In bioinformatics, and in general life sciences, there are plenty of web services built following the different web service paradigms and bioinformatic web service variants: REST , SOAP, BioMOBY[1], DAS[2], BioMart[3], etc… Although there are already web service repositories like BioMOBY and web service catalogues like BioCatalogue[4] or DASRegistry[5], we feel that many of the existing solutions are not extensible enough to be applied to new web service paradigms. Even worse, in some cases the source code of the registry is not available, so it cannot be reused, improved or extended.

So we (at INB) started the design and implementation of a new web service repository (in Ruby) that will allow us (and anyone using the codebase we are developing) to document and manage the web services developed by different groups, being open and extensible to the entire range of web service paradigms and variants used in bioinformatics. Due to the large web service portfolio the INB possesses, one of the main concerns when designing BioWSR was that web services from any paradigm should be describable at a certain level.
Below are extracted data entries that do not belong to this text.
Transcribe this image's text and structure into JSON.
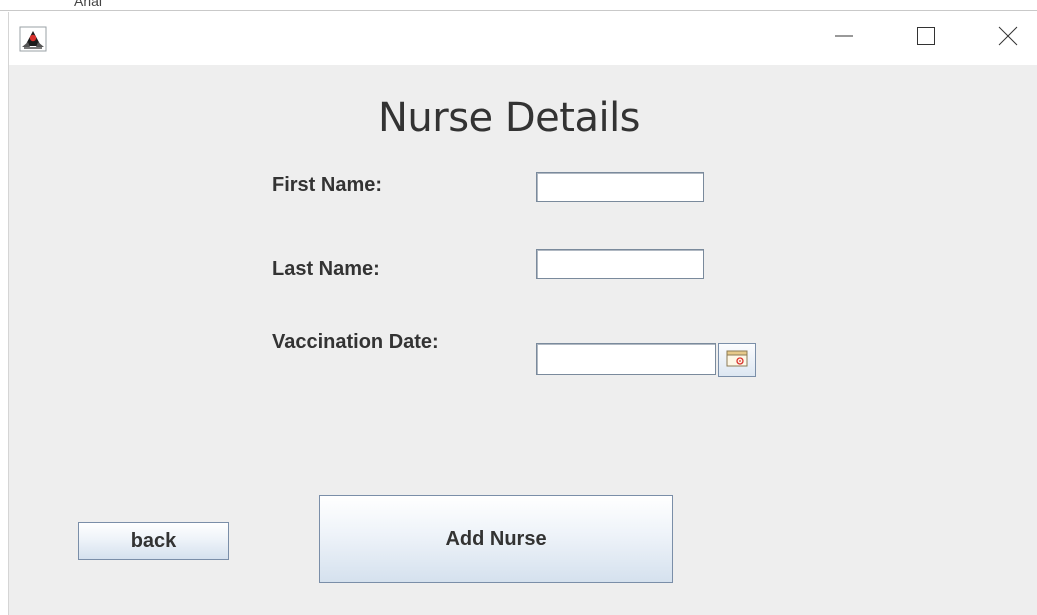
{
  "backdrop": {
    "font_text": "Arial"
  },
  "titlebar": {
    "app_icon": "java-duke-icon",
    "minimize_icon": "minimize-icon",
    "maximize_icon": "maximize-icon",
    "close_icon": "close-icon"
  },
  "form": {
    "title": "Nurse Details",
    "first_name_label": "First Name:",
    "first_name_value": "",
    "last_name_label": "Last Name:",
    "last_name_value": "",
    "vaccination_date_label": "Vaccination Date:",
    "vaccination_date_value": "",
    "calendar_icon": "calendar-icon"
  },
  "buttons": {
    "back_label": "back",
    "add_nurse_label": "Add Nurse"
  }
}
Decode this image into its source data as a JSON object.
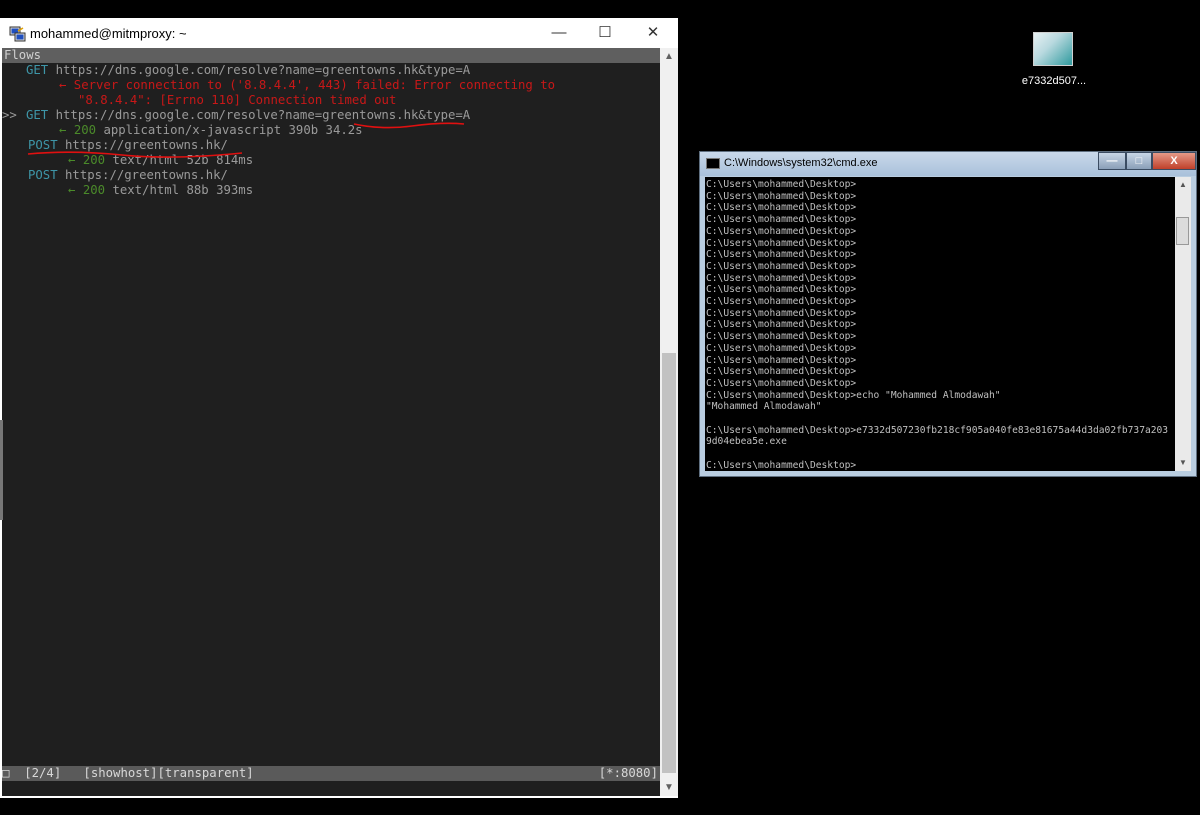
{
  "mitm_window": {
    "title": "mohammed@mitmproxy: ~",
    "controls": {
      "minimize": "—",
      "maximize": "☐",
      "close": "✕"
    },
    "header": "Flows",
    "flows": [
      {
        "marker": "",
        "method": "GET",
        "url": "https://dns.google.com/resolve?name=greentowns.hk&type=A",
        "response_lines": [
          "← Server connection to ('8.8.4.4', 443) failed: Error connecting to",
          "\"8.8.4.4\": [Errno 110] Connection timed out"
        ]
      },
      {
        "marker": ">>",
        "method": "GET",
        "url": "https://dns.google.com/resolve?name=greentowns.hk&type=A",
        "response": {
          "arrow": "←",
          "status": "200",
          "info": "application/x-javascript 390b 34.2s"
        }
      },
      {
        "marker": "",
        "method": "POST",
        "url": "https://greentowns.hk/",
        "response": {
          "arrow": "←",
          "status": "200",
          "info": "text/html 52b 814ms"
        }
      },
      {
        "marker": "",
        "method": "POST",
        "url": "https://greentowns.hk/",
        "response": {
          "arrow": "←",
          "status": "200",
          "info": "text/html 88b 393ms"
        }
      }
    ],
    "status_bar": {
      "left": "□  [2/4]   [showhost][transparent]",
      "right": "[*:8080]"
    }
  },
  "cmd_window": {
    "title": "C:\\Windows\\system32\\cmd.exe",
    "controls": {
      "minimize": "—",
      "maximize": "□",
      "close": "X"
    },
    "lines": [
      "C:\\Users\\mohammed\\Desktop>",
      "C:\\Users\\mohammed\\Desktop>",
      "C:\\Users\\mohammed\\Desktop>",
      "C:\\Users\\mohammed\\Desktop>",
      "C:\\Users\\mohammed\\Desktop>",
      "C:\\Users\\mohammed\\Desktop>",
      "C:\\Users\\mohammed\\Desktop>",
      "C:\\Users\\mohammed\\Desktop>",
      "C:\\Users\\mohammed\\Desktop>",
      "C:\\Users\\mohammed\\Desktop>",
      "C:\\Users\\mohammed\\Desktop>",
      "C:\\Users\\mohammed\\Desktop>",
      "C:\\Users\\mohammed\\Desktop>",
      "C:\\Users\\mohammed\\Desktop>",
      "C:\\Users\\mohammed\\Desktop>",
      "C:\\Users\\mohammed\\Desktop>",
      "C:\\Users\\mohammed\\Desktop>",
      "C:\\Users\\mohammed\\Desktop>",
      "C:\\Users\\mohammed\\Desktop>echo \"Mohammed Almodawah\"",
      "\"Mohammed Almodawah\"",
      "",
      "C:\\Users\\mohammed\\Desktop>e7332d507230fb218cf905a040fe83e81675a44d3da02fb737a203",
      "9d04ebea5e.exe",
      "",
      "C:\\Users\\mohammed\\Desktop>"
    ]
  },
  "desktop_icon": {
    "label": "e7332d507..."
  },
  "colors": {
    "terminal_bg": "#1f1f1f",
    "method": "#3e96a8",
    "error": "#c81818",
    "status_ok": "#4b8a2a",
    "annotation": "#e01010"
  }
}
As the new registry is strongly inspired by the BioMOBY repository, one requisite was that RDF triples should be a superset of the ones used in BioMOBY to make it backward compatible.

GFF3/GTF tools

During the codefest we collected info on what requirements are there for GFF3/GTF tools, and worked on Debian packages for the same tools

Debian packaging

We introduced a few people to Debian packaging and key signing. For CloudBiolinux we encourage further Debian packaging of both BioLinux packages, and custom build scripts. It was noted, for example, that Debian has a more recent version of Jalview than the biolinux-jalview package.

RNA-seq visualisation

We were working on NGS, more specifically looking to our RNA sequencing project… Just wanted to check with you guys if everyone follows the same methods/pipeline for RNA sequencing. Also managed to set up Gbrowser with help of Paulo for our RNA seq project and also looked to other visualization tools. Meeting you guys and learning from the group was really helpful. Now I have a feeling to work on some of the open source projects but I guess I need to learn bit more to reach that level.